The fantasy sports industry also sought to use the death of the gaming bill to resurrect its goal to allow its games to be defined as games of skill, not games of chance. Several states, including Texas, New York and Georgia, have issued opinions that daily fantasy sports games are forms of gambling that may be prohibited in their states. Nevada and a half-dozen other states ban people from participating in the games.

But Florida’s laws have been hard to interpret. In an amendment to HB 1167, Rep. Matt Gaetz, R-Fort Walton Beach, proposed regulating the games operated by companies like DraftKings and FanDuel as games of skill.

But the bigger gambling debate got in the way. The House’s lead negotiator on the state’s gaming agreement with the Seminole Tribe, Rep. Jose Felix Diaz, R-Miami, warned the House that allowing Gaetz’s legislation to become law could have broad effects on the existing 20-year compact the tribe has with the state, which allows their casinos to operate any games authorized by state law.

Diaz said if the courts were to rule that daily fantasy sports games are a form of gambling, the tribe would be able to offer new online gambling options, which are now prohibited in Florida, without having to share any revenues with the state.

“The Seminoles would be able to do online gaming such as blackjack and poker,” Diaz said. “There would be Internet gaming in Florida.”

Gaetz announced he was pulling his proposal before a vote and later explained that he was convinced there was enough uncertainty about the effect on the compact that his proposal was a “risk we should not take.”

Meanwhile, animal rights advocates hailed the dog racing regulation as “the first significant piece of greyhound protection legislation to ever pass the Florida legislature,” said Carey M. Theil, executive director of GREY2K USA Worldwide, which advocates for an end to dog racing.
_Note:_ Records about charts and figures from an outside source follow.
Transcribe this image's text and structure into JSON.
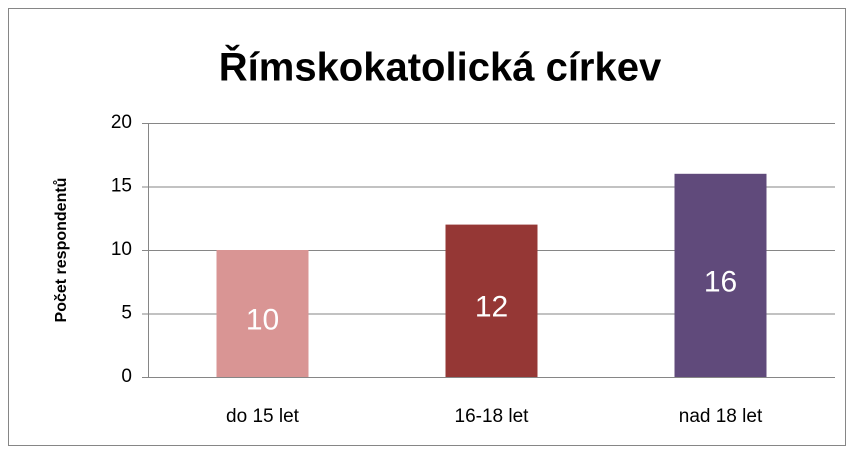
{
  "chart_data": {
    "type": "bar",
    "title": "Římskokatolická církev",
    "y_label": "Počet respondentů",
    "categories": [
      "do 15 let",
      "16-18 let",
      "nad 18 let"
    ],
    "values": [
      10,
      12,
      16
    ],
    "colors": [
      "#d99594",
      "#953735",
      "#604a7b"
    ],
    "ylim": [
      0,
      20
    ],
    "yticks": [
      0,
      5,
      10,
      15,
      20
    ],
    "grid": true
  }
}
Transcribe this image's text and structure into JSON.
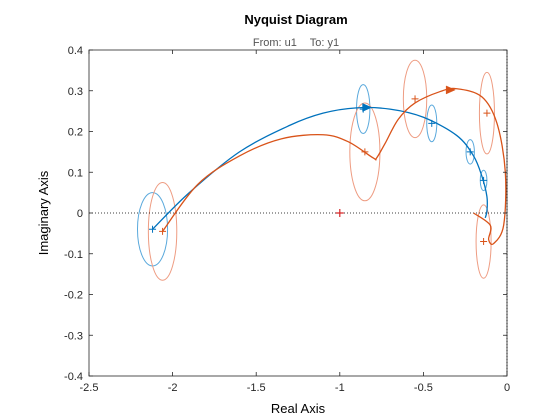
{
  "chart_data": {
    "type": "line",
    "title": "Nyquist Diagram",
    "subtitle_from": "From: u1",
    "subtitle_to": "To: y1",
    "xlabel": "Real Axis",
    "ylabel": "Imaginary Axis",
    "xlim": [
      -2.5,
      0
    ],
    "ylim": [
      -0.4,
      0.4
    ],
    "xticks": [
      "-2.5",
      "-2",
      "-1.5",
      "-1",
      "-0.5",
      "0"
    ],
    "yticks": [
      "-0.4",
      "-0.3",
      "-0.2",
      "-0.1",
      "0",
      "0.1",
      "0.2",
      "0.3",
      "0.4"
    ],
    "xtick_values": [
      -2.5,
      -2,
      -1.5,
      -1,
      -0.5,
      0
    ],
    "ytick_values": [
      -0.4,
      -0.3,
      -0.2,
      -0.1,
      0,
      0.1,
      0.2,
      0.3,
      0.4
    ],
    "critical_point": {
      "x": -1,
      "y": 0,
      "color": "#d62728"
    },
    "series": [
      {
        "color": "#0072bd",
        "ellipse_color": "#5aa9dc",
        "points": [
          [
            -2.12,
            -0.04
          ],
          [
            -1.9,
            0.05
          ],
          [
            -1.6,
            0.15
          ],
          [
            -1.3,
            0.215
          ],
          [
            -1.1,
            0.245
          ],
          [
            -0.9,
            0.258
          ],
          [
            -0.7,
            0.255
          ],
          [
            -0.5,
            0.235
          ],
          [
            -0.3,
            0.19
          ],
          [
            -0.2,
            0.14
          ],
          [
            -0.15,
            0.09
          ],
          [
            -0.12,
            0.04
          ],
          [
            -0.12,
            0.005
          ],
          [
            -0.13,
            -0.012
          ]
        ],
        "arrow_at": [
          -0.84,
          0.259
        ],
        "uncertainty": [
          {
            "x": -2.12,
            "y": -0.04,
            "rx": 0.09,
            "ry": 0.09
          },
          {
            "x": -0.86,
            "y": 0.255,
            "rx": 0.04,
            "ry": 0.06
          },
          {
            "x": -0.45,
            "y": 0.22,
            "rx": 0.03,
            "ry": 0.045
          },
          {
            "x": -0.22,
            "y": 0.15,
            "rx": 0.025,
            "ry": 0.03
          },
          {
            "x": -0.14,
            "y": 0.08,
            "rx": 0.02,
            "ry": 0.025
          }
        ]
      },
      {
        "color": "#d95319",
        "ellipse_color": "#ee9c82",
        "points": [
          [
            -2.06,
            -0.045
          ],
          [
            -1.85,
            0.07
          ],
          [
            -1.6,
            0.14
          ],
          [
            -1.35,
            0.182
          ],
          [
            -1.1,
            0.192
          ],
          [
            -0.95,
            0.175
          ],
          [
            -0.8,
            0.135
          ],
          [
            -0.78,
            0.135
          ],
          [
            -0.73,
            0.17
          ],
          [
            -0.65,
            0.23
          ],
          [
            -0.55,
            0.27
          ],
          [
            -0.4,
            0.298
          ],
          [
            -0.3,
            0.305
          ],
          [
            -0.15,
            0.285
          ],
          [
            -0.06,
            0.22
          ],
          [
            -0.01,
            0.1
          ],
          [
            -0.02,
            -0.03
          ],
          [
            -0.08,
            -0.075
          ],
          [
            -0.11,
            -0.065
          ],
          [
            -0.1,
            -0.03
          ],
          [
            -0.2,
            0.0
          ]
        ],
        "arrow_at": [
          -0.34,
          0.302
        ],
        "uncertainty": [
          {
            "x": -2.06,
            "y": -0.045,
            "rx": 0.085,
            "ry": 0.12
          },
          {
            "x": -0.85,
            "y": 0.15,
            "rx": 0.09,
            "ry": 0.12
          },
          {
            "x": -0.55,
            "y": 0.28,
            "rx": 0.07,
            "ry": 0.095
          },
          {
            "x": -0.12,
            "y": 0.245,
            "rx": 0.045,
            "ry": 0.1
          },
          {
            "x": -0.14,
            "y": -0.07,
            "rx": 0.045,
            "ry": 0.09
          }
        ]
      }
    ]
  }
}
Industry reports show that 79 greyhounds died in 2013, 113 in 2014 and 93 in 2015 — an average of one every three days — due to race-related causes, but Moskowitz argued that the current law is loaded with loopholes.

If a greyhound dies on the racetrack, it has to be reported, but if the death occurs outside the track and the dog is euthanized somewhere else, it doesn’t have to be reported as a race-related death, he said.

He suggested that dog trainers and owners don’t want to report the deaths because if the reporting shows there are hundreds more deaths than previously known, it might increase the public opposition to racing.

The Florida Greyhound Association, which represents owners, trainers and breeders, has opposed injury reporting without passing additional requirements to keep dogs safe, suggesting that instead it is a public relations effort by the animal activists aimed to end dog racing. The organization has repeatedly pushed for a three-pronged plan to require tracks to end practices that cause most dog injuries -- poorly maintained track surfaces, electrocution caused by non-insulated electrical lines carrying the "lure," and lures that injure dogs.

"If they really wanted to help dogs, they'd try to prevent injuries,'' said Ramon Maury, lobbyist for the greyhound association. "But they don't care about dogs. They want to use the strategy against us."